Safekeeping---Grades 7 +
In Karen Hesse’s latest novel, Safekeeping , a young woman quickly grows up during a time of turmoil and chaos, giving a nod to the current dystopian society trend so popular in YA literature but going beyond to bring some deeper themes to the story. This masterfully written story, combined with lovely black and white photography, will sure garner the author more literary acclaim
Radley Parker-Hughes has been volunteering in Haiti to help in an orphanage after the recent earthquake, but she returns home to a country in the grip of an even more chaotic situation. The American Political Party has assumed power in the U.S.; the president has been assassinated and martial law prevails. Soliders with guns at the airport, travel paper requirements—is this really the New Hampshire she left just a few months ago? And where are her parents? They are usually so prompt picking up Radley at the airport, but today they are nowhere to be found. Radley decides to get home any way she can, even though she will have to cross states lines, strictly forbidden by the new government. When she does finally make it home, her parents are still not around, but the police are. They come to the house several times, looking for Radley until she decides the best course of action is to leave, maybe crossing the border to Canada since she thinks surely that’s where her parents went.

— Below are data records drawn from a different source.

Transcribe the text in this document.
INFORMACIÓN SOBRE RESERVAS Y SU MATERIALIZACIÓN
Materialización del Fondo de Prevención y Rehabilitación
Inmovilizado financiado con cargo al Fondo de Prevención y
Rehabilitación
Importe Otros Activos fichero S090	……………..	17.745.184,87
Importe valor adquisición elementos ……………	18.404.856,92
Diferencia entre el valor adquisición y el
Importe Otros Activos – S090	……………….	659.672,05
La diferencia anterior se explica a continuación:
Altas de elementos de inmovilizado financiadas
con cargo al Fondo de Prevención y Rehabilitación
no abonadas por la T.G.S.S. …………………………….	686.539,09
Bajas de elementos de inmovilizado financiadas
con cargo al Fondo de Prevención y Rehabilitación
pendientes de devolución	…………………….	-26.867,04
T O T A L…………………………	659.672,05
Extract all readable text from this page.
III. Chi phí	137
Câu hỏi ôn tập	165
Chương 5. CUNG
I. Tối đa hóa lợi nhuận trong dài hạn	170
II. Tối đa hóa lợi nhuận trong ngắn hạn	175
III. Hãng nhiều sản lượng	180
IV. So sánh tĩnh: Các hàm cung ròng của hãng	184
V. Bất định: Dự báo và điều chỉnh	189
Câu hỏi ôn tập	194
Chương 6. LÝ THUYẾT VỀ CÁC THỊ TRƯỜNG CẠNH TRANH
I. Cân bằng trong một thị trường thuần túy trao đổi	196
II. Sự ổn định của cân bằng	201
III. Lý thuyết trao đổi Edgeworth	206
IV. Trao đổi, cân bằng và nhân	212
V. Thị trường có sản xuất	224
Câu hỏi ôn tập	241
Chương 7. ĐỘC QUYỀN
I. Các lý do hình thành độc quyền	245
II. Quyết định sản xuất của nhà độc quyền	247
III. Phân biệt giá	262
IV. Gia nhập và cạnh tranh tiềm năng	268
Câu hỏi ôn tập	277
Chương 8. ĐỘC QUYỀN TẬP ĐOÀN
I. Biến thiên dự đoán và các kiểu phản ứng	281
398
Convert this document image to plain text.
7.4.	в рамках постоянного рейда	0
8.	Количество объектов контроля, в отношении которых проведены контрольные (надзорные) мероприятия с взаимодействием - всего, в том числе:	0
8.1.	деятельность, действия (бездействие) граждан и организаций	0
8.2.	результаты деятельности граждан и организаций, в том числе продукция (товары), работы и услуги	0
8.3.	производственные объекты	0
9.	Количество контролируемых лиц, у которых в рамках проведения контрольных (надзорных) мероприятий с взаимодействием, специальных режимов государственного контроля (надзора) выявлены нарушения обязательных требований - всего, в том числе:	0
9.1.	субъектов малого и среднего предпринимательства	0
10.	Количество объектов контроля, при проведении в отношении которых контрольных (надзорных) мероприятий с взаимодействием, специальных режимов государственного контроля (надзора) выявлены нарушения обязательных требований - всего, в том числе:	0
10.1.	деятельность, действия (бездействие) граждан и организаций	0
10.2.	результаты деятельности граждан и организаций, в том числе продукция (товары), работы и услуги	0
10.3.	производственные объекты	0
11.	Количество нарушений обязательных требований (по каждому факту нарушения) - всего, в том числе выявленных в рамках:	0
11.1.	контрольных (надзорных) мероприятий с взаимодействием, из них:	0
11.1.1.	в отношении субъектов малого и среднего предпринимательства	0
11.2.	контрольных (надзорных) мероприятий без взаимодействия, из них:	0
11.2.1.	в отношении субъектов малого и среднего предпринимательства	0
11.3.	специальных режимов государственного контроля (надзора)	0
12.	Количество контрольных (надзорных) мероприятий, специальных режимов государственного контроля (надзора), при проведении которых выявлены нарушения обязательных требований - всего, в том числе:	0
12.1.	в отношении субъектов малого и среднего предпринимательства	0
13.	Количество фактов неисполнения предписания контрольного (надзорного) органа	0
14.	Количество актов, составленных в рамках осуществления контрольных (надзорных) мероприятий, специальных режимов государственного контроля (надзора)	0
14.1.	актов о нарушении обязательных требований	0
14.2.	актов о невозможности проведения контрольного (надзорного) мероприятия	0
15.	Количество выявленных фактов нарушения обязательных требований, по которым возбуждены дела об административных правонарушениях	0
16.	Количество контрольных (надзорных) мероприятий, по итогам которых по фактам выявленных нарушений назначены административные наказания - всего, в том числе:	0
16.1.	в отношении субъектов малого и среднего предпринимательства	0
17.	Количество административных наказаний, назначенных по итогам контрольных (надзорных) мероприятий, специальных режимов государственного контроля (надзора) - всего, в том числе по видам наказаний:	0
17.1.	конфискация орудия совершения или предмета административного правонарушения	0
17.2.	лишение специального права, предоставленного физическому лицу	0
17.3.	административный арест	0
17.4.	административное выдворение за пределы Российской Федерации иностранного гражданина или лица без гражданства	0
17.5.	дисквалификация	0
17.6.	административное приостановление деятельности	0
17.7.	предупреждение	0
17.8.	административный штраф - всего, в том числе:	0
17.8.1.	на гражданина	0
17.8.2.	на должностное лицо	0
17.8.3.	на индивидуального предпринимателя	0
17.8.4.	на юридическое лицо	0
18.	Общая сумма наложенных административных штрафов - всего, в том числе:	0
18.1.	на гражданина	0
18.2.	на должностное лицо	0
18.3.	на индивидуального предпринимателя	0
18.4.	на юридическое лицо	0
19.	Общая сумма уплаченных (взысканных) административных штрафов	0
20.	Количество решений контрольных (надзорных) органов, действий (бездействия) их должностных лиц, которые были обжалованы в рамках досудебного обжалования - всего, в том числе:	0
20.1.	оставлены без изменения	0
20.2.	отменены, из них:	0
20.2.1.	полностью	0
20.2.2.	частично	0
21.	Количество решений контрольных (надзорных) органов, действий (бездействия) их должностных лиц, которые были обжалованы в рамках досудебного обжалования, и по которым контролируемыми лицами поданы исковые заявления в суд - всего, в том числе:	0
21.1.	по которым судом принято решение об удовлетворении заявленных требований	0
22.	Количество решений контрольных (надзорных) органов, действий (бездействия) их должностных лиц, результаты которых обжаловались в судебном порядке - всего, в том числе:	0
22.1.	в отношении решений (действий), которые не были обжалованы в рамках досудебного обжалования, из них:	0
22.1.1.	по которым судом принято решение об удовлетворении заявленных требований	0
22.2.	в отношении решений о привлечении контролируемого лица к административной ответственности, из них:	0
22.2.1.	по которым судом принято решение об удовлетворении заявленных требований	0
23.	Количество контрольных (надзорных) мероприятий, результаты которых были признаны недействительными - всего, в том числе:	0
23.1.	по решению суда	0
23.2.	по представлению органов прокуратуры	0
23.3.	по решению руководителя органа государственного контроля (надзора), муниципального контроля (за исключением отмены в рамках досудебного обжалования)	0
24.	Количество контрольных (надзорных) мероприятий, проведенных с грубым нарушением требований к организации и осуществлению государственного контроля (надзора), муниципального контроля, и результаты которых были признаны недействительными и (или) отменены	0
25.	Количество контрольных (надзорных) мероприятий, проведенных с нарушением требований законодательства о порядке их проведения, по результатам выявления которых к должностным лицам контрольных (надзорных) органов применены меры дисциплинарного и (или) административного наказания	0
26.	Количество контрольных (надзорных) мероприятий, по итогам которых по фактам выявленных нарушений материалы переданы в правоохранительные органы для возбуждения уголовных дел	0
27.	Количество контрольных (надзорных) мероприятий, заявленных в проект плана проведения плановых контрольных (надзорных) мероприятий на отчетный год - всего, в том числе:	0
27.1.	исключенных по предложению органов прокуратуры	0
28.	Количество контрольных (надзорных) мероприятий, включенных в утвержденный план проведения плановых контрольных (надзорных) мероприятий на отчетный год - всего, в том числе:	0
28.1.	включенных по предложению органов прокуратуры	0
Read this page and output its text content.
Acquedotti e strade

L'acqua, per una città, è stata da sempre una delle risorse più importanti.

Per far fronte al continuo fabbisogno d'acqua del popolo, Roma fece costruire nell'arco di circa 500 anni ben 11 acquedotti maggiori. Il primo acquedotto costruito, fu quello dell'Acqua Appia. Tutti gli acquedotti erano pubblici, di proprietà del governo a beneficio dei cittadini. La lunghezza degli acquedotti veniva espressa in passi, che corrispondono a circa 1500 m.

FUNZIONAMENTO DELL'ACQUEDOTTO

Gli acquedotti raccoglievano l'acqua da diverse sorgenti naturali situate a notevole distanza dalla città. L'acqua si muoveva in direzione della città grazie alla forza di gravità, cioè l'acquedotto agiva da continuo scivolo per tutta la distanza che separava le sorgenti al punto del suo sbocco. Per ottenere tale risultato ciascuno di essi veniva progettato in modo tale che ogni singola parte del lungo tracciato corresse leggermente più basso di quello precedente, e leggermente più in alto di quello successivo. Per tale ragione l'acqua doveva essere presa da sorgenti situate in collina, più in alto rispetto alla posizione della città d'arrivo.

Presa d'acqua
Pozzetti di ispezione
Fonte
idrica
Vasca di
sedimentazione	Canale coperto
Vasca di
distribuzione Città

She takes off on foot for the journey, hiding at night in the woods. One day she encounters an obviously ill young girl, who is also trying to make it to Canada on foot. The two form an uneasy alliance and along with Celia’s dog, Jerry Lee, they avoid danger and slip across the border. An abandoned shack becomes home and through the kindness of strangers, the girls survive and become close. But Radley’s search for her parents continues.
Once the chaos in the US has subsided, Radley makes her way back home, only to find things never will be the same again. A journey back to Canada can’t soothe her pain, but a trip back to Haiti does. And so she comes back full circle to where the story began.
The prose is written exquisitely, almost poetically, and interspersed with the story are numerous black and white photographs taken by the author, illustrating the story. The simple beauty of the story combined with the photographs actually intensify the story lines of confusion and disorder under the new government, giving the reader a chilling feeling of reality. The reader sees, through the use of flashback memories interspersed in the storyline, how Radley’s character grows from a confused, scared teen to a confident young woman, able to handle her own life. Appealing to all types of readers, this book should fly off the shelves.